Qwen 3.5 35B on LocalAI (Strix Halo): Vulkan / ROCm

Posted by pipould@reddit | LocalLLaMA | View on Reddit | 2 comments

Qwen 3.5 35B on LocalAI: Vulkan vs ROCm

Hey everyone! 👋

Just finished running a bunch of benchmarks on the new Qwen 3.5 35B models using LocalAI and figured I'd share the results. I was curious how Vulkan and ROCm backends stack up against each other for these two different quant/source variants.


Two model variants, each on both Vulkan and ROCm:

Model Type Quant Source
mudler/Qwen3.5-35B-A3B-APEX-GGUF:Qwen3.5-35B-A3B-APEX-I-Quality.gguf MoE (3B active) APEX mudler
unsloth/Qwen3.5-35B-A3B-GGUF:Qwen3.5-35B-A3B-UD-Q4_K_XL.gguf MoE (3B active) GGUF unsloth

Tool: llama-benchy (via uvx), with prefix caching enabled, generation latency mode, adaptive prompts.

Context depths tested: 0, 4K, 8K, 16K, 32K, 65K, 100K, and up to 200K tokens.

System Environment

Lemonade Version: 10.1.0
OS: Linux-6.19.10-061910-generic (Ubuntu 25.10)
CPU: AMD RYZEN AI MAX+ 395 w/ Radeon 8060S
Shared GPU memory: 118.1 GB
TDP: 85W

vulkan : 'b8681'
rocm   : 'b1232'
cpu    : 'b8681'

The results

1. Qwen3.5-35B-A3B-APEX-I-Quality (mudler)

(See charts 1 & 2)

On token generation, Vulkan is the clear winner here, consistently outperforming ROCm. At zero context, Vulkan hits ~57.5 t/s compared to ROCm's ~50.0 t/s. As context grows to 100K, Vulkan maintains a healthy ~38.6 t/s while ROCm drops to ~35.7 t/s.

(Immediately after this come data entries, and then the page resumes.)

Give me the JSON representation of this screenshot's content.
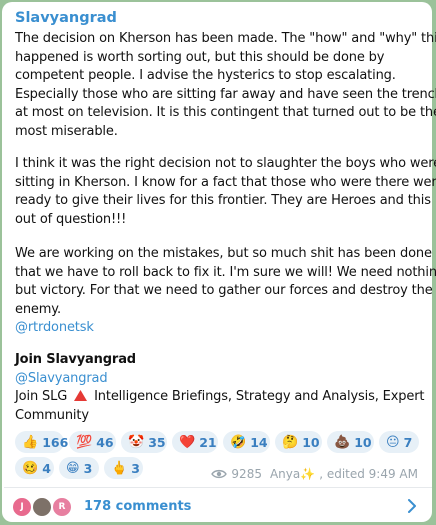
{
  "channel": {
    "name": "Slavyangrad"
  },
  "post": {
    "para1": [
      "The decision on Kherson has been made. The \"how\" and \"why\" this",
      "happened is worth sorting out, but this should be done by",
      "competent people. I advise the hysterics to stop escalating.",
      "Especially those who are sitting far away and have seen the trench",
      "at most on television. It is this contingent that turned out to be the",
      "most miserable."
    ],
    "para2": [
      "I think it was the right decision not to slaughter the boys who were",
      "sitting in Kherson. I know for a fact that those who were there were",
      "ready to give their lives for this frontier. They are Heroes and this is",
      "out of question!!!"
    ],
    "para3": [
      "We are working on the mistakes, but so much shit has been done",
      "that we have to roll back to fix it. I'm sure we will! We need nothing",
      "but victory. For that we need to gather our forces and destroy the",
      "enemy."
    ],
    "source_link": "@rtrdonetsk",
    "join_title": "Join Slavyangrad",
    "join_link": "@Slavyangrad",
    "join_prefix": "Join SLG",
    "join_suffix": "Intelligence Briefings, Strategy and Analysis, Expert",
    "join_suffix2": "Community"
  },
  "reactions": [
    {
      "emoji": "👍",
      "count": "166"
    },
    {
      "emoji": "💯",
      "count": "46"
    },
    {
      "emoji": "🤡",
      "count": "35"
    },
    {
      "emoji": "❤️",
      "count": "21"
    },
    {
      "emoji": "🤣",
      "count": "14"
    },
    {
      "emoji": "🤔",
      "count": "10"
    },
    {
      "emoji": "💩",
      "count": "10"
    },
    {
      "emoji": "😐",
      "count": "7"
    },
    {
      "emoji": "🥴",
      "count": "4"
    },
    {
      "emoji": "😁",
      "count": "3"
    },
    {
      "emoji": "🖕",
      "count": "3"
    }
  ],
  "meta": {
    "views": "9285",
    "author": "Anya✨",
    "edited": ", edited 9:49 AM"
  },
  "comments": {
    "avatars": [
      {
        "letter": "J",
        "color": "#e86a8e"
      },
      {
        "letter": "",
        "color": "#7d7168"
      },
      {
        "letter": "R",
        "color": "#e77fa0"
      }
    ],
    "label": "178 comments"
  },
  "colors": {
    "accent": "#3a8fd0",
    "chip_bg": "#e7f0f7",
    "background": "#9bc29a",
    "triangle": "#e53935"
  },
  "icons": [
    "eye-icon",
    "chevron-right-icon",
    "triangle-icon"
  ]
}
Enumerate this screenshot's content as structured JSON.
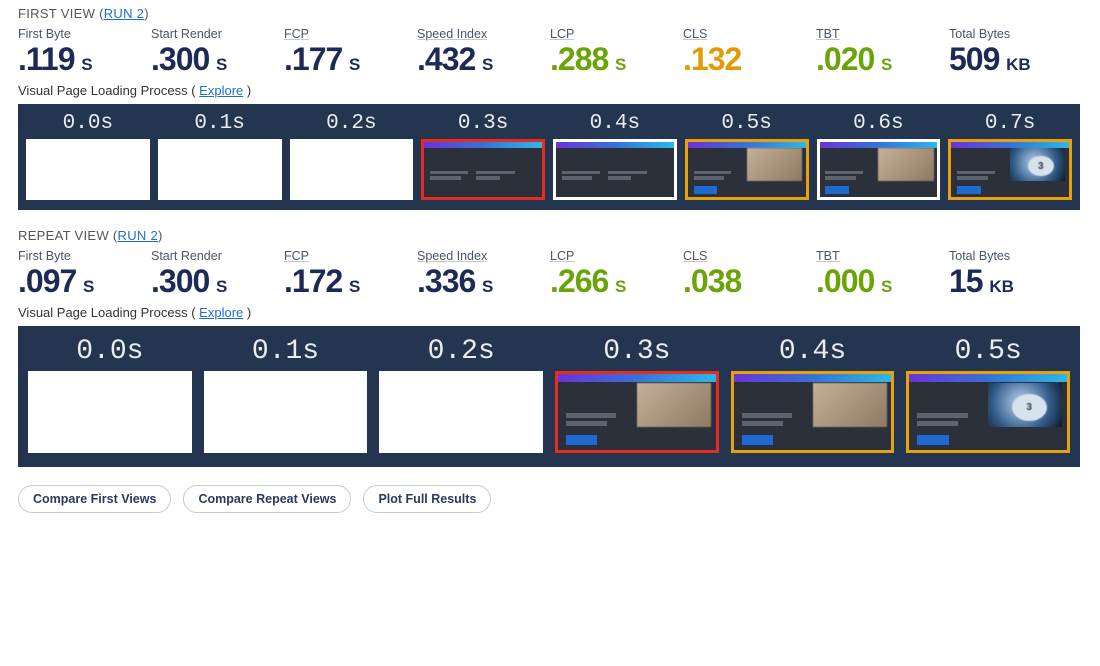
{
  "first_view": {
    "title": "FIRST VIEW",
    "run_link": "RUN 2",
    "metrics": {
      "first_byte": {
        "label": "First Byte",
        "value": ".119",
        "unit": "S",
        "color": ""
      },
      "start_render": {
        "label": "Start Render",
        "value": ".300",
        "unit": "S",
        "color": ""
      },
      "fcp": {
        "label": "FCP",
        "value": ".177",
        "unit": "S",
        "color": ""
      },
      "speed_index": {
        "label": "Speed Index",
        "value": ".432",
        "unit": "S",
        "color": ""
      },
      "lcp": {
        "label": "LCP",
        "value": ".288",
        "unit": "S",
        "color": "green"
      },
      "cls": {
        "label": "CLS",
        "value": ".132",
        "unit": "",
        "color": "orange"
      },
      "tbt": {
        "label": "TBT",
        "value": ".020",
        "unit": "S",
        "color": "green"
      },
      "total_bytes": {
        "label": "Total Bytes",
        "value": "509",
        "unit": "KB",
        "color": ""
      }
    },
    "visual_label": "Visual Page Loading Process",
    "explore": "Explore",
    "frames": [
      {
        "t": "0.0s",
        "kind": "blank"
      },
      {
        "t": "0.1s",
        "kind": "blank"
      },
      {
        "t": "0.2s",
        "kind": "blank"
      },
      {
        "t": "0.3s",
        "kind": "dark-text",
        "border": "red"
      },
      {
        "t": "0.4s",
        "kind": "dark-text",
        "border": ""
      },
      {
        "t": "0.5s",
        "kind": "partial-img",
        "border": "orange"
      },
      {
        "t": "0.6s",
        "kind": "partial-img",
        "border": ""
      },
      {
        "t": "0.7s",
        "kind": "full-img",
        "border": "orange"
      }
    ]
  },
  "repeat_view": {
    "title": "REPEAT VIEW",
    "run_link": "RUN 2",
    "metrics": {
      "first_byte": {
        "label": "First Byte",
        "value": ".097",
        "unit": "S",
        "color": ""
      },
      "start_render": {
        "label": "Start Render",
        "value": ".300",
        "unit": "S",
        "color": ""
      },
      "fcp": {
        "label": "FCP",
        "value": ".172",
        "unit": "S",
        "color": ""
      },
      "speed_index": {
        "label": "Speed Index",
        "value": ".336",
        "unit": "S",
        "color": ""
      },
      "lcp": {
        "label": "LCP",
        "value": ".266",
        "unit": "S",
        "color": "green"
      },
      "cls": {
        "label": "CLS",
        "value": ".038",
        "unit": "",
        "color": "green"
      },
      "tbt": {
        "label": "TBT",
        "value": ".000",
        "unit": "S",
        "color": "green"
      },
      "total_bytes": {
        "label": "Total Bytes",
        "value": "15",
        "unit": "KB",
        "color": ""
      }
    },
    "visual_label": "Visual Page Loading Process",
    "explore": "Explore",
    "frames": [
      {
        "t": "0.0s",
        "kind": "blank"
      },
      {
        "t": "0.1s",
        "kind": "blank"
      },
      {
        "t": "0.2s",
        "kind": "blank"
      },
      {
        "t": "0.3s",
        "kind": "partial-img",
        "border": "red"
      },
      {
        "t": "0.4s",
        "kind": "partial-img",
        "border": "orange"
      },
      {
        "t": "0.5s",
        "kind": "full-img",
        "border": "orange"
      }
    ]
  },
  "buttons": {
    "compare_first": "Compare First Views",
    "compare_repeat": "Compare Repeat Views",
    "plot": "Plot Full Results"
  }
}
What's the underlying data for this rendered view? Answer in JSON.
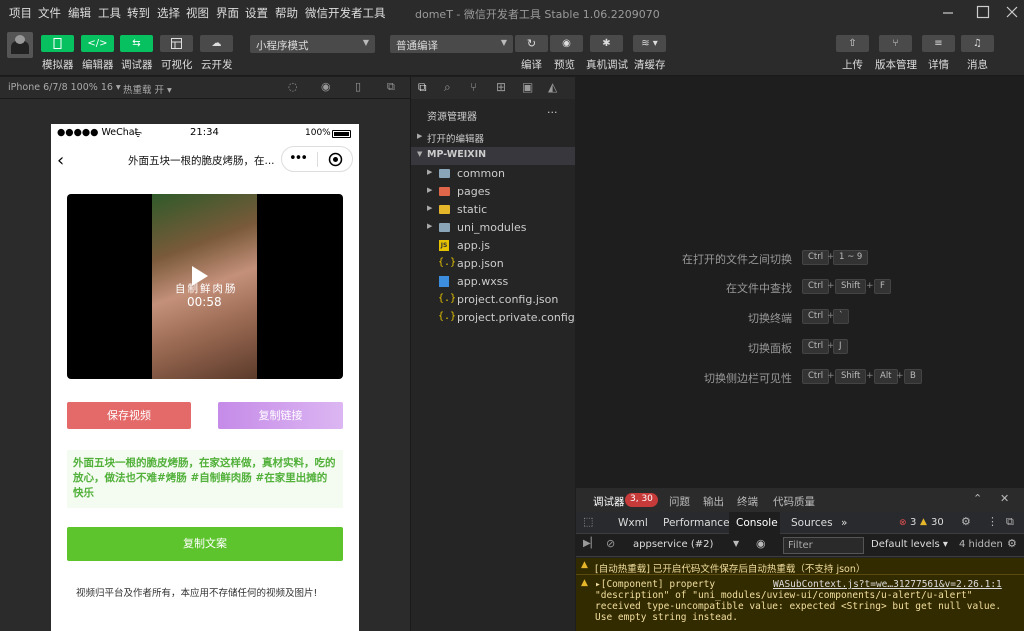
{
  "menubar": {
    "items": [
      "项目",
      "文件",
      "编辑",
      "工具",
      "转到",
      "选择",
      "视图",
      "界面",
      "设置",
      "帮助",
      "微信开发者工具"
    ],
    "window_title": "domeT - 微信开发者工具 Stable 1.06.2209070"
  },
  "toolbar": {
    "simulator": "模拟器",
    "editor": "编辑器",
    "debugger": "调试器",
    "visualize": "可视化",
    "cloud": "云开发",
    "mode_select": "小程序模式",
    "compile_select": "普通编译",
    "compile": "编译",
    "preview": "预览",
    "real_debug": "真机调试",
    "clear_cache": "清缓存",
    "upload": "上传",
    "version": "版本管理",
    "details": "详情",
    "messages": "消息"
  },
  "simulator": {
    "device": "iPhone 6/7/8 100% 16 ▾",
    "hot_reload": "热重载 开 ▾"
  },
  "phone": {
    "signal": "●●●●● WeChat",
    "time": "21:34",
    "battery_pct": "100%",
    "nav_title": "外面五块一根的脆皮烤肠，在...",
    "video_caption": "自制鲜肉肠",
    "video_time": "00:58",
    "save_video": "保存视频",
    "copy_link": "复制链接",
    "description": "外面五块一根的脆皮烤肠，在家这样做，真材实料，吃的放心，做法也不难#烤肠 #自制鲜肉肠 #在家里出摊的快乐",
    "copy_text": "复制文案",
    "disclaimer": "视频归平台及作者所有，本应用不存储任何的视频及图片!"
  },
  "explorer": {
    "title": "资源管理器",
    "more": "···",
    "open_editors": "打开的编辑器",
    "project": "MP-WEIXIN",
    "folders": [
      "common",
      "pages",
      "static",
      "uni_modules"
    ],
    "files": [
      "app.js",
      "app.json",
      "app.wxss",
      "project.config.json",
      "project.private.config.js..."
    ]
  },
  "shortcuts": [
    {
      "label": "在打开的文件之间切换",
      "keys": [
        "Ctrl",
        "1 ~ 9"
      ]
    },
    {
      "label": "在文件中查找",
      "keys": [
        "Ctrl",
        "Shift",
        "F"
      ]
    },
    {
      "label": "切换终端",
      "keys": [
        "Ctrl",
        "`"
      ]
    },
    {
      "label": "切换面板",
      "keys": [
        "Ctrl",
        "J"
      ]
    },
    {
      "label": "切换侧边栏可见性",
      "keys": [
        "Ctrl",
        "Shift",
        "Alt",
        "B"
      ]
    }
  ],
  "debugger": {
    "tab_debugger": "调试器",
    "badge": "3, 30",
    "tab_issues": "问题",
    "tab_output": "输出",
    "tab_terminal": "终端",
    "tab_quality": "代码质量",
    "console_tabs": [
      "Wxml",
      "Performance",
      "Console",
      "Sources"
    ],
    "errors": "3",
    "warnings": "30",
    "context": "appservice (#2)",
    "filter_placeholder": "Filter",
    "levels": "Default levels ▾",
    "hidden": "4 hidden",
    "msg1": "[自动热重载] 已开启代码文件保存后自动热重载（不支持 json）",
    "msg2_a": "▸[Component] property",
    "msg2_link": "WASubContext.js?t=we…31277561&v=2.26.1:1",
    "msg2_b": "\"description\" of \"uni_modules/uview-ui/components/u-alert/u-alert\"",
    "msg2_c": "received type-uncompatible value: expected <String> but get null value.",
    "msg2_d": "Use empty string instead."
  },
  "colors": {
    "wechat_green": "#07c160",
    "save_btn": "#e46a6a",
    "copy_btn": "#c58be8",
    "copy_text_btn": "#5ec42d",
    "desc_text": "#52b13b"
  }
}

Prompt processing is where ROCm shows its strength, though Vulkan is very competitive. At 4K context, ROCm hits ~885 t/s while Vulkan is at ~759 t/s. The gap remains significant even at higher context depths.


2. Qwen3.5-35B-A3B-ThinkingCoder (unsloth)

(See charts 3 & 4)

This variant follows a very similar pattern. On token generation, Vulkan again takes the lead, starting at ~53.3 t/s (vs ROCm's ~46.6 t/s) and maintaining a lead even at 100K context.

Prompt processing is notably faster on ROCm, hitting ~1052 t/s at 2K context, whereas Vulkan is around ~798 t/s.


Gen Speed Winner Prompt Processing Winner
APEX-I-Quality Vulkan ROCm
ThinkingCoder Vulkan ROCm

Big picture:

For day-to-day use, if you want the fastest response time per token, Vulkan is the way to go. If you are processing massive amounts of text in a single prompt, ROCm might give you the edge.


*Benchmarks done with llama-benchy.